Changes In Ocean Survivalof Coho and Chinook Salmon in the Pacific Northwest
by Ray Hilborn and Claribel Coronado,
Fisheries Research Institute, University of Washington
Idaho Farm Bureau News, May/June 1999
Abundance of salmon has fluctuated greatly. While we tended to concentrate on the general decline of Chinook and Coho salmon from California to British Columbia, we should not lose sight of the fact that even in the 1970s there was a general perception that salmon stocks were declining, and in Canada the Salmonid Enhancement Program was begun with the objective of doubling the number of salmon.
We want to understand what causes the changes in abundance and what the impacts of alternative human actions will be. The traditional explanations for changes in salmon abundance have been the 4-H's: habitat, harvest, hatcheries, and hydropower. We might therefore compare the trends in catch, escapement, total run, etc., to human action in one of these factors, or perhaps several of them.
It has long been recognized that there is variability in ocean survival of salmon, and most analyses of human impacts on salmon will treat ocean survival as a form of uncontrolled noise that confounds the analysis. However, the increasing recognition of large-scale changes in ocean conditions suggests that we might need to do more than simply allow for random ocean survival, but rather try to measure it directly.

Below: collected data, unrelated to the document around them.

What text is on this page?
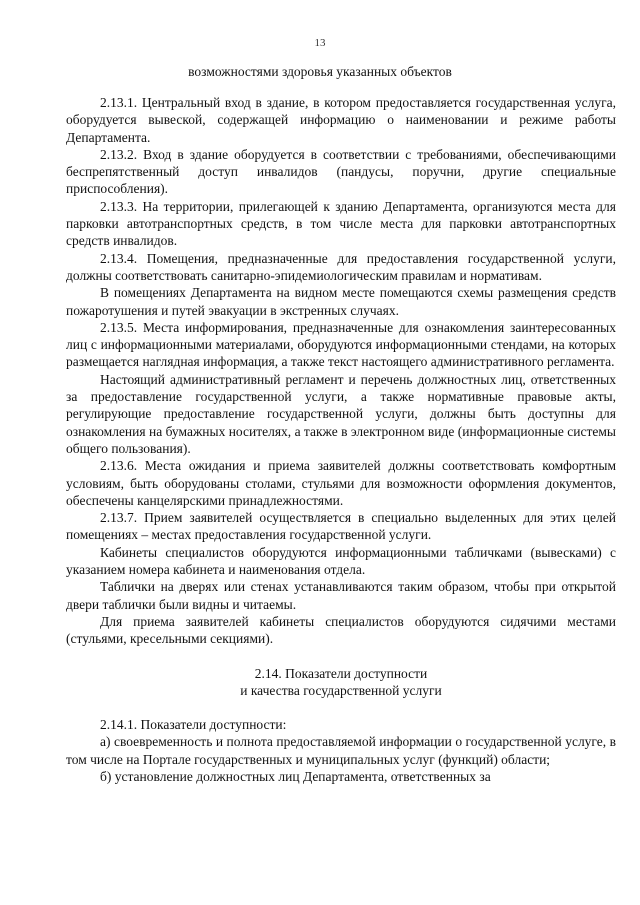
13
возможностями здоровья указанных объектов

2.13.1. Центральный вход в здание, в котором предоставляется государственная услуга, оборудуется вывеской, содержащей информацию о наименовании и режиме работы Департамента.

2.13.2. Вход в здание оборудуется в соответствии с требованиями, обеспечивающими беспрепятственный доступ инвалидов (пандусы, поручни, другие специальные приспособления).

2.13.3. На территории, прилегающей к зданию Департамента, организуются места для парковки автотранспортных средств, в том числе места для парковки автотранспортных средств инвалидов.

2.13.4. Помещения, предназначенные для предоставления государственной услуги, должны соответствовать санитарно-эпидемиологическим правилам и нормативам.

В помещениях Департамента на видном месте помещаются схемы размещения средств пожаротушения и путей эвакуации в экстренных случаях.

2.13.5. Места информирования, предназначенные для ознакомления заинтересованных лиц с информационными материалами, оборудуются информационными стендами, на которых размещается наглядная информация, а также текст настоящего административного регламента.

Настоящий административный регламент и перечень должностных лиц, ответственных за предоставление государственной услуги, а также нормативные правовые акты, регулирующие предоставление государственной услуги, должны быть доступны для ознакомления на бумажных носителях, а также в электронном виде (информационные системы общего пользования).

2.13.6. Места ожидания и приема заявителей должны соответствовать комфортным условиям, быть оборудованы столами, стульями для возможности оформления документов, обеспечены канцелярскими принадлежностями.

2.13.7. Прием заявителей осуществляется в специально выделенных для этих целей помещениях – местах предоставления государственной услуги.

Кабинеты специалистов оборудуются информационными табличками (вывесками) с указанием номера кабинета и наименования отдела.

Таблички на дверях или стенах устанавливаются таким образом, чтобы при открытой двери таблички были видны и читаемы.

Для приема заявителей кабинеты специалистов оборудуются сидячими местами (стульями, кресельными секциями).

2.14. Показатели доступности

и качества государственной услуги

2.14.1. Показатели доступности:

а) своевременность и полнота предоставляемой информации о государственной услуге, в том числе на Портале государственных и муниципальных услуг (функций) области;

б) установление должностных лиц Департамента, ответственных за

Since the early 1970s, there has been an extensive program of tagging Pacific salmon using coded wire tags. At present, approximately 30 million fish are tagged every year, and the salmon management agencies on the Pacific coast conduct an extensive tag recovery program. These data can be used to estimate the survival of tagged fish in the ocean. Coronado (1995) and Coronado and Hilborn (in prep. (a,b)) have used these data to describe the changes in ocean survival.
This analysis suggests that much of the fluctuation in abundance of Chinook and Coho salmon can be explained by changes in ocean survival. This does not mean, however, that we should ignore human impacts and simply hope for better ocean conditions. The major purpose of looking at ocean survival is to eliminate this form of variability from analysis when we consider modification of habitat, harvest, hatcheries, and hydropower.
Thus, while we cannot control the ocean, we must change our management actions as ocean conditions change. We suggest that under present ocean conditions there is little if any sustainable yield for Chinook and Coho salmon in Oregon, Washington, and British Columbia. Harvest rates need to be drastically reduced, and we should expect the escapements to drop. We might choose to maintain escapements at the old levels, but we should recognize that the reason to do this would be to try to retain a large population size until ocean conditions improve.